# hhhheeeeyyyy



## matthewsman (Dec 12, 2004)

Just seeing if y'all could hear me.I got some info on a if it's brown it's down,you can't hunt our spots but we can hunt yours and you pay the same money club,that's going to have two openings next year...........  What I'm trying to say is,I'm looking for info on a club or clubs in Newton or close to Newton in Jasper.Is "Insane hunter"back on here?He had a friend with Newton Co.openings last year.Also there is a club in Newton wrapped up in the Little Springs Farm,anybody know anybody I can get in touch with there?Also on 212 not far past Larry's 4-Way towards Monticello there is a club on the left accross from a cattle farm that recently was logged.A dirt road bears left off 212 right through the middle of it.Any info or a way to contact the principals of either of these propertys is 'preciated.Leo,you're in Covington,any ideas for two safety minded chow hounds for a club in our area?Thanks guys,donnie


----------



## leo (Dec 12, 2004)

*Donnie*

don't have any leads at all, I'm hunting some family land this year but may also branch out into a club next year, If I hear anything I will yell  

It's been @7 yrs since I hunted Newton/Henry clubs so I'm a bit out of touch, good luck  

leo


----------



## UWGduck (Dec 13, 2004)

I got a club on the right before larrys 4 way/ but no openings


----------



## nevamiss270 (Dec 13, 2004)

I got a club on 300/rock eagle road in jasper but no openings.
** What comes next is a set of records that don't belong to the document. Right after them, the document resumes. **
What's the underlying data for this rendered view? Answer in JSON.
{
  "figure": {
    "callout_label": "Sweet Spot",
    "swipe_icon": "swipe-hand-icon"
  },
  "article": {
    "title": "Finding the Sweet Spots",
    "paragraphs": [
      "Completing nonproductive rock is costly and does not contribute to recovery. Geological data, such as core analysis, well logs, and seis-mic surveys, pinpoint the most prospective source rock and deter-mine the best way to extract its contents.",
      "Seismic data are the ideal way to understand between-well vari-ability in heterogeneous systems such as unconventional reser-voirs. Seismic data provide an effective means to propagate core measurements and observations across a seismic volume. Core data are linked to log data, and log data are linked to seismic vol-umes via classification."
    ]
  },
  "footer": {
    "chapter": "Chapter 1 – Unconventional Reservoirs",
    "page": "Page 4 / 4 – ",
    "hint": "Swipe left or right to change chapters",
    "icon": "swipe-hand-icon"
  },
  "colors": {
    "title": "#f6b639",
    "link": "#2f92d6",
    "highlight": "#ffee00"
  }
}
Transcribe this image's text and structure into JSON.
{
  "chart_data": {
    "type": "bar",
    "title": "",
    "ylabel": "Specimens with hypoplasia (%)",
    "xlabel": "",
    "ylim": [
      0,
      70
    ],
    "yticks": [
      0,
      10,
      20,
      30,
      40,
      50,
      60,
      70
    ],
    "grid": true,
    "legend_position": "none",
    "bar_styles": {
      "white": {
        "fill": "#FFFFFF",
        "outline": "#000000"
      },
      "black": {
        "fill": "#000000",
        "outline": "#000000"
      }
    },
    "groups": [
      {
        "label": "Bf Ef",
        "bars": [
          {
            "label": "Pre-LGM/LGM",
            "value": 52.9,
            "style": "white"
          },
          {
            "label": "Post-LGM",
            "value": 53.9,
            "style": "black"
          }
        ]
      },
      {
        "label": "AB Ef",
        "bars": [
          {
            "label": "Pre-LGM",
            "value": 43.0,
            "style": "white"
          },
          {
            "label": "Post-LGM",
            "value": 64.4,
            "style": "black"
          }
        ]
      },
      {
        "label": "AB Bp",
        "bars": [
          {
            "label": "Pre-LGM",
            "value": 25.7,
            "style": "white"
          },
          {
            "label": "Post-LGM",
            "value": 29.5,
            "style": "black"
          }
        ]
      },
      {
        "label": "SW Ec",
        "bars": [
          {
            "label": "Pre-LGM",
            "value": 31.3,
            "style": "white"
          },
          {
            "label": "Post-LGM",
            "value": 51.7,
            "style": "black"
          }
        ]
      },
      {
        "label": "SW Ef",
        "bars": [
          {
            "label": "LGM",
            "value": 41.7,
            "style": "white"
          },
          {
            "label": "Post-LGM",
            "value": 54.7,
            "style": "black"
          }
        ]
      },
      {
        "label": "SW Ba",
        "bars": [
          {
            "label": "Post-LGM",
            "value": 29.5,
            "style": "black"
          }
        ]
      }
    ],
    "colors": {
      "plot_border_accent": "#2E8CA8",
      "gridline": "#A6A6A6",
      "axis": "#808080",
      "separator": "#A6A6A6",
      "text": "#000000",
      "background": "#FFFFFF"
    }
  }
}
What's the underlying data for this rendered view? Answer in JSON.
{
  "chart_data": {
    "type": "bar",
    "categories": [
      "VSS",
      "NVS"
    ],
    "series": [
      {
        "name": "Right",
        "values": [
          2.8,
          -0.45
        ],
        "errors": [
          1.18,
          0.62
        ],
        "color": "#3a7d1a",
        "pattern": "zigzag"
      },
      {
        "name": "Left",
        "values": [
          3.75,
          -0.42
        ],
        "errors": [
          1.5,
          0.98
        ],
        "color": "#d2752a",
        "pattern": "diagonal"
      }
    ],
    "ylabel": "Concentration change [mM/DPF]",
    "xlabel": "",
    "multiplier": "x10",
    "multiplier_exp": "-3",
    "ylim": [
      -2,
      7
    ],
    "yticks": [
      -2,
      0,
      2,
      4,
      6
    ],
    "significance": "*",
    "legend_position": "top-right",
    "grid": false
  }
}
We full this year and are takin on 3 more next year.  I'll keep an ear out for any leads though.


----------



## matthewsman (Dec 19, 2004)

*Ain't Gonna*

BUMP no more no big fat woman................


----------



## SGaither (Dec 21, 2004)

*try this*

If that land you are talking about on 212 was just timbered, call the board of commissioners office and ask who took the permit out to timber it.  They can give you the contact info of the permit holder who just might be the land owner.  If not the same people go to the tax assessors office and look up the map and parcel number and that will give you the owner's information to contact.  I've done this many times and I'm batting .000 but at least i'm trying.  Good luck and if you find something close to Newton/Jasper that might have another opening post here as I'm sure many will be looking for greener pastures to hunt.


----------



## outdoorsman (Dec 21, 2004)

*212*

The club on 212 across from the cattle farm is full for the 05 season. The owner may have more land to lease for the 05 season. I'll ask and keep it posted.


----------



## matthewsman (Dec 30, 2004)

*outdoorsman*

P.M. me the contct# if you don't mind,you never know what might happen between now and then,.........ttt


----------